XM Cyber Ltd.
- Type: Private
- Founders: Tamir Pardo, Noam Erez, Boaz Gorodinsky, Shaul Shani
- Headquarters: Tel Aviv-Yafo
- Key people: Noam Erez (CEO), Tamir Pardo (president)
- Number of employees: 100 (November 2021)
- Parent: Schwarz Group
- Website: www.xmcyber.com

= XM Cyber =

Israeli cybersecurity software company

XM Cyber Ltd. is a cybersecurity software company that specializes in exposure management. The company tools proactively identify and mitigate cybersecurity risks before they can lead to significant breaches.

The company's headquarters are located in Tel Aviv, with offices in Dallas, London, and Neckarsulm, Germany.

== History ==
The company was founded by Tamir Pardo (president of the company), Noam Erez (CEO), Boaz Gorodisky (CTO) and Shaul Shani in April 2016.

In 2018, the company raised $10 million as an initial fundraising from Swarth Group, controlled by Shaul Shani. In November of the same year, the company raised a $22 million funding round, which includes Macquarie Capital, Nasdaq Ventures, Our Innovation Fund, LP and UST Global.

In July 2020, the company raised $17 million in a Series B funding round with Macquarie Capital, Nasdaq Ventures, Our Innovation Fund, and Swarth Group.

In November 2021, most of the company's shares were sold to the German retail concern Schwarz Group for $700 million.
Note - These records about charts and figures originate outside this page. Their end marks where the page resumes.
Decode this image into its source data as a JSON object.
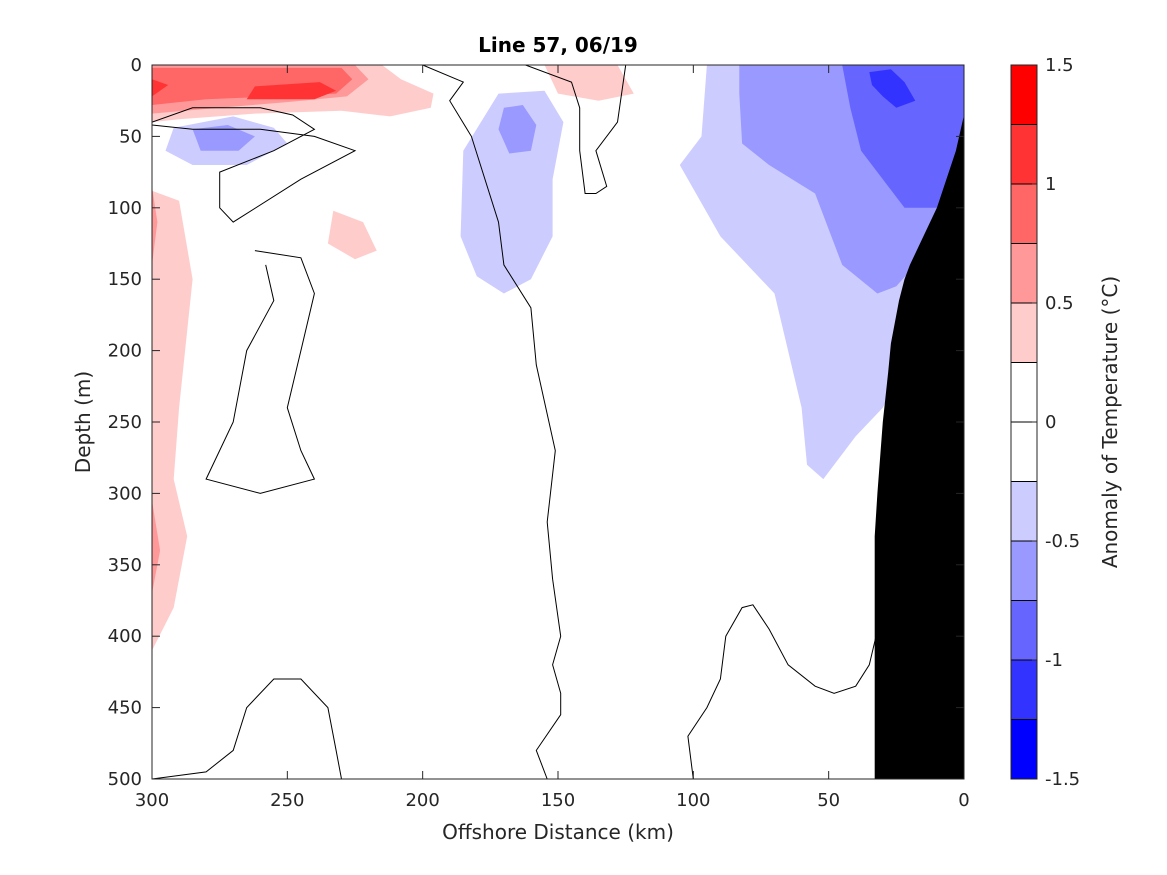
{
  "chart_data": {
    "type": "heatmap",
    "title": "Line 57, 06/19",
    "xlabel": "Offshore Distance (km)",
    "ylabel": "Depth (m)",
    "xlim": [
      300,
      0
    ],
    "ylim": [
      0,
      500
    ],
    "x_reversed": true,
    "y_reversed": true,
    "xticks": [
      300,
      250,
      200,
      150,
      100,
      50,
      0
    ],
    "yticks": [
      0,
      50,
      100,
      150,
      200,
      250,
      300,
      350,
      400,
      450,
      500
    ],
    "colorbar": {
      "label": "Anomaly of Temperature (°C)",
      "range": [
        -1.5,
        1.5
      ],
      "levels": [
        -1.5,
        -1.25,
        -1.0,
        -0.75,
        -0.5,
        -0.25,
        0,
        0.25,
        0.5,
        0.75,
        1.0,
        1.25,
        1.5
      ],
      "colors": [
        "#0000ff",
        "#3333ff",
        "#6666ff",
        "#9999ff",
        "#ccccff",
        "#ffffff",
        "#ffffff",
        "#ffcccc",
        "#ff9999",
        "#ff6666",
        "#ff3333",
        "#ff0000"
      ],
      "tick_labels": [
        "1.5",
        "1",
        "0.5",
        "0",
        "-0.5",
        "-1",
        "-1.5"
      ],
      "tick_values": [
        1.5,
        1.0,
        0.5,
        0,
        -0.5,
        -1.0,
        -1.5
      ]
    },
    "bathymetry_color": "#000000",
    "regions": [
      {
        "level": 0.5,
        "color": "#ffcccc",
        "points": [
          [
            300,
            0
          ],
          [
            215,
            0
          ],
          [
            208,
            10
          ],
          [
            196,
            20
          ],
          [
            197,
            30
          ],
          [
            212,
            36
          ],
          [
            230,
            32
          ],
          [
            262,
            34
          ],
          [
            290,
            38
          ],
          [
            300,
            40
          ]
        ]
      },
      {
        "level": 0.75,
        "color": "#ff9999",
        "points": [
          [
            300,
            0
          ],
          [
            225,
            0
          ],
          [
            220,
            10
          ],
          [
            228,
            22
          ],
          [
            250,
            26
          ],
          [
            275,
            30
          ],
          [
            300,
            34
          ]
        ]
      },
      {
        "level": 1.0,
        "color": "#ff6666",
        "points": [
          [
            300,
            2
          ],
          [
            230,
            2
          ],
          [
            226,
            10
          ],
          [
            232,
            20
          ],
          [
            255,
            22
          ],
          [
            280,
            24
          ],
          [
            300,
            28
          ]
        ]
      },
      {
        "level": 1.25,
        "color": "#ff3333",
        "points": [
          [
            300,
            10
          ],
          [
            294,
            14
          ],
          [
            300,
            22
          ]
        ]
      },
      {
        "level": 1.25,
        "color": "#ff3333",
        "points": [
          [
            262,
            15
          ],
          [
            238,
            12
          ],
          [
            232,
            18
          ],
          [
            240,
            24
          ],
          [
            265,
            24
          ]
        ]
      },
      {
        "level": 0.5,
        "color": "#ffcccc",
        "points": [
          [
            155,
            0
          ],
          [
            128,
            0
          ],
          [
            122,
            20
          ],
          [
            135,
            25
          ],
          [
            150,
            20
          ]
        ]
      },
      {
        "level": 0.5,
        "color": "#ffcccc",
        "points": [
          [
            300,
            88
          ],
          [
            290,
            95
          ],
          [
            285,
            150
          ],
          [
            290,
            240
          ],
          [
            292,
            290
          ],
          [
            287,
            330
          ],
          [
            292,
            380
          ],
          [
            300,
            410
          ]
        ]
      },
      {
        "level": 0.75,
        "color": "#ff9999",
        "points": [
          [
            300,
            85
          ],
          [
            298,
            110
          ],
          [
            300,
            140
          ]
        ]
      },
      {
        "level": 0.75,
        "color": "#ff9999",
        "points": [
          [
            300,
            305
          ],
          [
            297,
            340
          ],
          [
            300,
            370
          ]
        ]
      },
      {
        "level": 0.5,
        "color": "#ffcccc",
        "points": [
          [
            233,
            102
          ],
          [
            222,
            110
          ],
          [
            217,
            130
          ],
          [
            225,
            136
          ],
          [
            235,
            125
          ]
        ]
      },
      {
        "level": -0.25,
        "color": "#ccccff",
        "points": [
          [
            292,
            44
          ],
          [
            270,
            36
          ],
          [
            255,
            44
          ],
          [
            250,
            55
          ],
          [
            265,
            70
          ],
          [
            285,
            70
          ],
          [
            295,
            60
          ]
        ]
      },
      {
        "level": -0.5,
        "color": "#9999ff",
        "points": [
          [
            285,
            45
          ],
          [
            272,
            42
          ],
          [
            262,
            50
          ],
          [
            268,
            60
          ],
          [
            282,
            60
          ]
        ]
      },
      {
        "level": -0.25,
        "color": "#ccccff",
        "points": [
          [
            172,
            20
          ],
          [
            155,
            18
          ],
          [
            148,
            40
          ],
          [
            152,
            80
          ],
          [
            152,
            120
          ],
          [
            160,
            150
          ],
          [
            170,
            160
          ],
          [
            180,
            148
          ],
          [
            186,
            120
          ],
          [
            185,
            60
          ]
        ]
      },
      {
        "level": -0.5,
        "color": "#9999ff",
        "points": [
          [
            170,
            30
          ],
          [
            163,
            28
          ],
          [
            158,
            42
          ],
          [
            160,
            60
          ],
          [
            168,
            62
          ],
          [
            172,
            45
          ]
        ]
      },
      {
        "level": -0.25,
        "color": "#ccccff",
        "points": [
          [
            95,
            0
          ],
          [
            0,
            0
          ],
          [
            0,
            120
          ],
          [
            15,
            170
          ],
          [
            25,
            220
          ],
          [
            30,
            240
          ],
          [
            40,
            260
          ],
          [
            52,
            290
          ],
          [
            58,
            280
          ],
          [
            60,
            240
          ],
          [
            70,
            160
          ],
          [
            90,
            120
          ],
          [
            105,
            70
          ],
          [
            97,
            50
          ]
        ]
      },
      {
        "level": -0.5,
        "color": "#9999ff",
        "points": [
          [
            83,
            0
          ],
          [
            0,
            0
          ],
          [
            0,
            110
          ],
          [
            18,
            140
          ],
          [
            25,
            155
          ],
          [
            32,
            160
          ],
          [
            45,
            140
          ],
          [
            55,
            90
          ],
          [
            72,
            70
          ],
          [
            82,
            55
          ],
          [
            83,
            20
          ]
        ]
      },
      {
        "level": -0.75,
        "color": "#6666ff",
        "points": [
          [
            45,
            0
          ],
          [
            0,
            0
          ],
          [
            0,
            100
          ],
          [
            8,
            100
          ],
          [
            22,
            100
          ],
          [
            30,
            80
          ],
          [
            38,
            60
          ],
          [
            42,
            30
          ]
        ]
      },
      {
        "level": -1.0,
        "color": "#3333ff",
        "points": [
          [
            35,
            5
          ],
          [
            27,
            3
          ],
          [
            22,
            12
          ],
          [
            18,
            25
          ],
          [
            25,
            30
          ],
          [
            30,
            22
          ],
          [
            34,
            14
          ]
        ]
      }
    ],
    "bathymetry": [
      [
        33,
        500
      ],
      [
        0,
        500
      ],
      [
        0,
        35
      ],
      [
        3,
        60
      ],
      [
        10,
        100
      ],
      [
        20,
        140
      ],
      [
        22,
        150
      ],
      [
        24,
        165
      ],
      [
        27,
        195
      ],
      [
        28,
        215
      ],
      [
        30,
        250
      ],
      [
        32,
        300
      ],
      [
        33,
        330
      ],
      [
        33,
        500
      ]
    ]
  },
  "contours": {
    "zero_line_main": [
      [
        200,
        0
      ],
      [
        185,
        12
      ],
      [
        190,
        25
      ],
      [
        182,
        50
      ],
      [
        172,
        110
      ],
      [
        170,
        140
      ],
      [
        160,
        170
      ],
      [
        158,
        210
      ],
      [
        151,
        270
      ],
      [
        154,
        320
      ],
      [
        152,
        360
      ],
      [
        149,
        400
      ],
      [
        152,
        420
      ],
      [
        149,
        440
      ],
      [
        149,
        455
      ],
      [
        158,
        480
      ],
      [
        154,
        500
      ]
    ],
    "zero_line_right": [
      [
        162,
        0
      ],
      [
        145,
        12
      ],
      [
        142,
        30
      ],
      [
        142,
        60
      ],
      [
        140,
        90
      ],
      [
        136,
        90
      ],
      [
        132,
        85
      ],
      [
        136,
        60
      ],
      [
        128,
        40
      ],
      [
        125,
        0
      ]
    ],
    "zero_line_upper_left": [
      [
        300,
        40
      ],
      [
        285,
        30
      ],
      [
        260,
        30
      ],
      [
        248,
        35
      ],
      [
        240,
        45
      ],
      [
        255,
        60
      ],
      [
        275,
        75
      ],
      [
        275,
        100
      ],
      [
        270,
        110
      ],
      [
        245,
        80
      ],
      [
        225,
        60
      ],
      [
        240,
        50
      ],
      [
        260,
        45
      ],
      [
        285,
        45
      ],
      [
        300,
        42
      ]
    ],
    "zero_line_left_loop": [
      [
        262,
        130
      ],
      [
        245,
        135
      ],
      [
        240,
        160
      ],
      [
        245,
        200
      ],
      [
        250,
        240
      ],
      [
        245,
        270
      ],
      [
        240,
        290
      ],
      [
        260,
        300
      ],
      [
        280,
        290
      ],
      [
        270,
        250
      ],
      [
        265,
        200
      ],
      [
        255,
        165
      ],
      [
        258,
        140
      ]
    ],
    "zero_line_bottom_left": [
      [
        300,
        500
      ],
      [
        280,
        495
      ],
      [
        270,
        480
      ],
      [
        265,
        450
      ],
      [
        255,
        430
      ],
      [
        245,
        430
      ],
      [
        235,
        450
      ],
      [
        232,
        480
      ],
      [
        230,
        500
      ]
    ],
    "zero_line_bottom_right": [
      [
        100,
        500
      ],
      [
        102,
        470
      ],
      [
        95,
        450
      ],
      [
        90,
        430
      ],
      [
        88,
        400
      ],
      [
        82,
        380
      ],
      [
        78,
        378
      ],
      [
        72,
        395
      ],
      [
        65,
        420
      ],
      [
        55,
        435
      ],
      [
        48,
        440
      ],
      [
        40,
        435
      ],
      [
        35,
        420
      ],
      [
        30,
        380
      ]
    ]
  }
}
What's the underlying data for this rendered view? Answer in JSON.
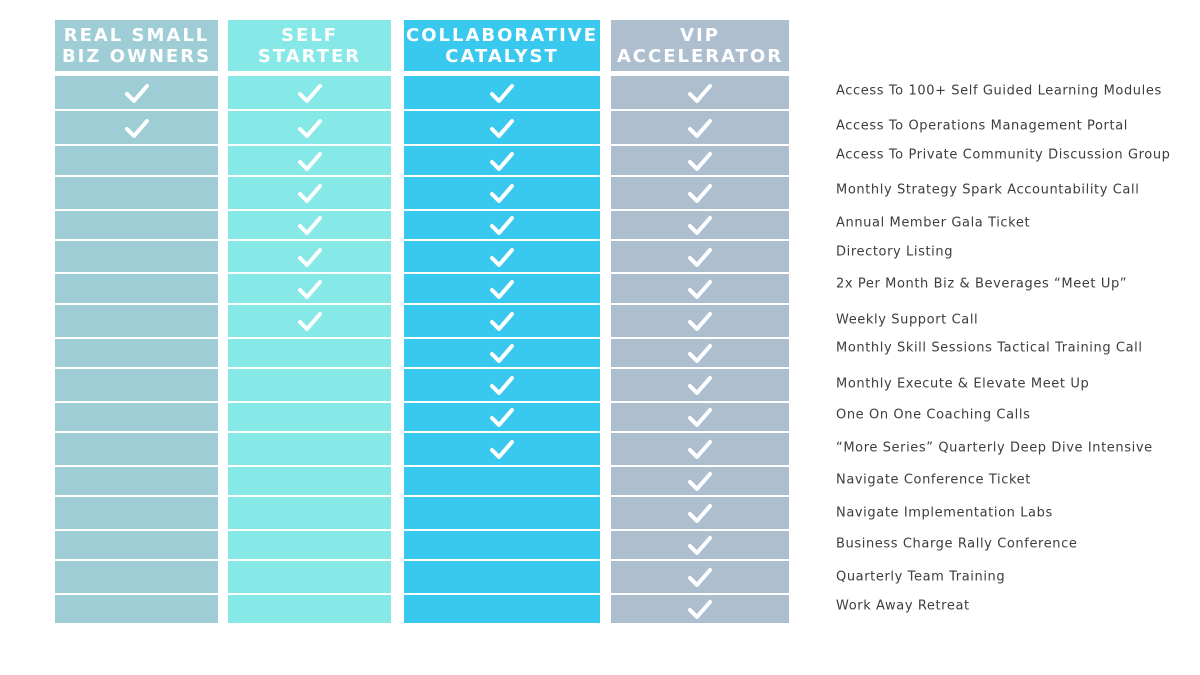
{
  "colors": {
    "real_small_biz": "#9ecdd6",
    "self_starter": "#87e8e8",
    "collaborative": "#39c9ef",
    "vip": "#adbfcf",
    "check": "#ffffff",
    "feature_text": "#3d3d3d"
  },
  "plans": [
    {
      "name": "REAL SMALL\nBIZ OWNERS",
      "color_key": "real_small_biz",
      "checks": [
        true,
        true,
        false,
        false,
        false,
        false,
        false,
        false,
        false,
        false,
        false,
        false,
        false,
        false,
        false,
        false,
        false
      ]
    },
    {
      "name": "SELF STARTER",
      "color_key": "self_starter",
      "checks": [
        true,
        true,
        true,
        true,
        true,
        true,
        true,
        true,
        false,
        false,
        false,
        false,
        false,
        false,
        false,
        false,
        false
      ]
    },
    {
      "name": "COLLABORATIVE\nCATALYST",
      "color_key": "collaborative",
      "checks": [
        true,
        true,
        true,
        true,
        true,
        true,
        true,
        true,
        true,
        true,
        true,
        true,
        false,
        false,
        false,
        false,
        false
      ]
    },
    {
      "name": "VIP\nACCELERATOR",
      "color_key": "vip",
      "checks": [
        true,
        true,
        true,
        true,
        true,
        true,
        true,
        true,
        true,
        true,
        true,
        true,
        true,
        true,
        true,
        true,
        true
      ]
    }
  ],
  "features": [
    "Access To 100+ Self Guided Learning Modules",
    "Access To Operations Management Portal",
    "Access To Private Community Discussion Group",
    "Monthly Strategy Spark Accountability Call",
    "Annual Member Gala Ticket",
    "Directory Listing",
    "2x Per Month Biz & Beverages “Meet Up”",
    "Weekly Support Call",
    "Monthly Skill Sessions Tactical Training Call",
    "Monthly Execute & Elevate Meet Up",
    "One On One Coaching Calls",
    "“More Series” Quarterly Deep Dive Intensive",
    "Navigate Conference Ticket",
    "Navigate Implementation Labs",
    "Business Charge Rally Conference",
    "Quarterly Team Training",
    "Work Away Retreat"
  ]
}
On June 27, 2022, XM Cyber announced its acquisition of Israeli startup Cyber Observer for an estimated $30 million for integrating Cyber Observer's continuous controls monitoring capabilities.

On March 22, 2023, XM Cyber announced its acquisition of Confluera, a company specializing in next-generation cyberattack detection and response for cloud environments.

On February 27, 2024, XM Cyber introduced for its users a generative AI-powered chat interface with real-time security insights through a natural language interface.

On May 2, 2024, XM Cyber and Integrity360 launched CTEM-as-a-Service to help organizations manage and reduce cybersecurity risks. At the same time, XM Cyber published research showing that 80% of organizational exposures are linked to vulnerabilities in misconfigured or outdated systems. In June, the firm launched SAP Exposure Management to protect business-critical applications. In October, it announced a partnership with ACE Pacific to distribute its cybersecurity services across the Asia-Pacific (APAC) region.

== Technology ==
The company's product simulates an attack, allowing customers to see how their system defenses perform. This helps identify security weaknesses that need to be addressed. The product runs on Amazon's AWS cloud, Microsoft Azure, and Google's GCP platforms.